One of the things I did with Trust was go to great lengths to make it accessible to someone who hadn't read Trang. Since I haven't been able to write this week, I've put a lot of thought into how to do that with Trials, because the current opening would be of zero interest to someone unfamiliar with the other books, and I wanted to fix that.
It's been surprisingly difficult to work out (although I think I have a fix now), so I've been wondering if it was even worth doing, since it is book three of four--shouldn't people who haven't read the first two books expect to be left behind? But that line of thinking was recently debunked for me by a fellow author. This person is writing a VERY long series, and there was a production glitch with, oh, let's say book #23 that didn't affect the text, so they gave the defective copies away to a random group of people that included me.
It's not necessarily the kind of book I'm interested in, but I'm always on the lookout for presents, so I tried giving it a read. And it reads like this:
MO: Did you hear about Jo?
BO: Jo? You're asking me about Jo?
MO: Well, I thought you had a right to know--Jo is thinking about visiting Akron.
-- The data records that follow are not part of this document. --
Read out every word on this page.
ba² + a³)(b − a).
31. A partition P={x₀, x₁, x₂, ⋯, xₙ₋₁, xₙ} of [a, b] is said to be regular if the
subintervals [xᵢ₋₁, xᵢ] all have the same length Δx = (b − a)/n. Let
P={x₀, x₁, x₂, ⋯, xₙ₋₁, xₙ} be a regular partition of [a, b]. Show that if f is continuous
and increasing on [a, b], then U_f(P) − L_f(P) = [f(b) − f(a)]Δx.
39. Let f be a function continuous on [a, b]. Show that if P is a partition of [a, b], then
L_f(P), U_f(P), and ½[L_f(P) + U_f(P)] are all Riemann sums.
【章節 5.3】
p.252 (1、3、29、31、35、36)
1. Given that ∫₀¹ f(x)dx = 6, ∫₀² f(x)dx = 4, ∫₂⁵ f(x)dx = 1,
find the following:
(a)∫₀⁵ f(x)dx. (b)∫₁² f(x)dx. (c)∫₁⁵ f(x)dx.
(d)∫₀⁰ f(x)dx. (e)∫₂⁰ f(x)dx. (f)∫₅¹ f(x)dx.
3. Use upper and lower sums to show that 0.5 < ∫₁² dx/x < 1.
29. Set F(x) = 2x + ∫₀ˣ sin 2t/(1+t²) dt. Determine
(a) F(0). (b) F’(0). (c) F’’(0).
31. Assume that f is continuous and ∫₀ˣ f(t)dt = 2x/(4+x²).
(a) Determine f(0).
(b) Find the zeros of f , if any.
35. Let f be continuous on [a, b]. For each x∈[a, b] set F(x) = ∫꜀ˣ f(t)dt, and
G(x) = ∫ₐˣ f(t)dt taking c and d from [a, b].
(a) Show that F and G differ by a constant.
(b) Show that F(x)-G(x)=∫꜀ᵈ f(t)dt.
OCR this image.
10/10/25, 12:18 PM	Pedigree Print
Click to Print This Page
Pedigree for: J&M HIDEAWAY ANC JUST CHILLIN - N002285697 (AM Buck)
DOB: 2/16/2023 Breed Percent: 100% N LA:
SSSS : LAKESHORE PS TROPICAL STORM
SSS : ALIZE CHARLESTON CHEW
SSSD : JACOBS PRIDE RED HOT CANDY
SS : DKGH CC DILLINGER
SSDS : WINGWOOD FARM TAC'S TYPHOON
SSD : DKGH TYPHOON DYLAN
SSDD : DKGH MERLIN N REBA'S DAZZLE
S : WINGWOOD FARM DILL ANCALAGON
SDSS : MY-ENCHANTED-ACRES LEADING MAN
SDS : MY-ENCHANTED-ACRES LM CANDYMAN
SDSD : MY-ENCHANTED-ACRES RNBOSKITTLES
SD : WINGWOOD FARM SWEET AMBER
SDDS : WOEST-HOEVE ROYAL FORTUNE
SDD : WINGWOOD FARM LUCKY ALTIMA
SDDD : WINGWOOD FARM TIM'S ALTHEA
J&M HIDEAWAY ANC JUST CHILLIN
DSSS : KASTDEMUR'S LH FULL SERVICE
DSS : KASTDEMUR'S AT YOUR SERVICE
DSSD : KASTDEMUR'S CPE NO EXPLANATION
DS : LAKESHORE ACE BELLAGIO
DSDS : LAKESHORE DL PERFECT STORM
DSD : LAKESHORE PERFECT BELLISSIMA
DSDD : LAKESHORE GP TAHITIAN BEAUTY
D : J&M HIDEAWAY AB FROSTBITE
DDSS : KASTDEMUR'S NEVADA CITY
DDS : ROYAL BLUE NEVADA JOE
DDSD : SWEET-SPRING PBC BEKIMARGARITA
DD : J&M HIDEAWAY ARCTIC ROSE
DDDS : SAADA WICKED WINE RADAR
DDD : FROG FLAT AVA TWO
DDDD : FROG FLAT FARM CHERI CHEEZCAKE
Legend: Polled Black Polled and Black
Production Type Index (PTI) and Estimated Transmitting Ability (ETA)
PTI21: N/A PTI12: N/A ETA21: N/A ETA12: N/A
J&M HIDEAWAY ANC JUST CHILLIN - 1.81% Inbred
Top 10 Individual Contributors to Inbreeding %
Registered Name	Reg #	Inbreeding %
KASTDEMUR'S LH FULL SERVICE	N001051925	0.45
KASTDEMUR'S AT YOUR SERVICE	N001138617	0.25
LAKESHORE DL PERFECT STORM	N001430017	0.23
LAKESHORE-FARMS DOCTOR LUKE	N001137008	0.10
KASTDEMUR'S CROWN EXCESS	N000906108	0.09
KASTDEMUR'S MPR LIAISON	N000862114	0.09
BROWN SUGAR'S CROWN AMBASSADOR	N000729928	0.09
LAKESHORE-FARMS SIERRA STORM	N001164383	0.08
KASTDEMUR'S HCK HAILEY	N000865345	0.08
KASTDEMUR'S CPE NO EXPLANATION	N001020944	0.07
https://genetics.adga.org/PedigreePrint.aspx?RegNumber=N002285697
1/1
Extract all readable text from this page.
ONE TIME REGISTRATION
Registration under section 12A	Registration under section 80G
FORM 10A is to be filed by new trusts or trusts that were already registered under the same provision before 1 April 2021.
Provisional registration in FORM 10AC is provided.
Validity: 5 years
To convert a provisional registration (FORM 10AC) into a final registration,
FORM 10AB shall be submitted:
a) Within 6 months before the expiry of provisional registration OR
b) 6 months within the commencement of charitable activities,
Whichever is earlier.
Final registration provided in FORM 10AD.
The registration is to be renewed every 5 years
BO: Mother of God!!! Not Akron!
MO: I know it sounds crazy.
BO: Especially now that--he can't be thinking of Akron!
BO: And--he's not thinking of taking Ko to Akron, is he?
And on it goes. There is never any attempt to explain to the reader the nature of Bo, Mo, Ko, and Jo's relationship, or why going to Akron is such a big deal.
I'm planning to struggle through, but I have to say I'm not optimistic that it will get better for me. Since I'm not enjoying the book now and probably won't be able to, the chances of my buying the first book in the series for someone else are quite slim.
So much for that working as marketing.
In contrast, take Patrick O'Brian's Aubrey-Maturin books. I have read the entire series, and in every one last one O'Brian manages to 1. tell you who the major characters are, and 2. orient you to the world of the 18th-century British Navy.
By book #18, did I need this information? No, I did not. In fact, I'd skim or skip those sections. Did that put me off the books? Oh, hell, no. I was hooked. It didn't matter to me if I had to jump over most of pages 3-4 to find out what those two were up to!
Likewise the Vorkosigan Saga--when, say, Miles' cousin Ivan gets introduced, I'll breeze right over the part that explains who he is, exactly, because I already know. I know it because I've read all the Vorkosigan books, so clearly, I don't resent it.
My point is, you never know how someone is going to get into your books. (And even with series I really like, often I'll let a year or two lapse between books, so refreshers are welcome.) A paragraph I skim over hardly even qualifies as a minor annoyance. Feeling like I've walked into a party and no one will give me the time of day, because they're all so excited to be talking to each other again? That's a lot more irritating.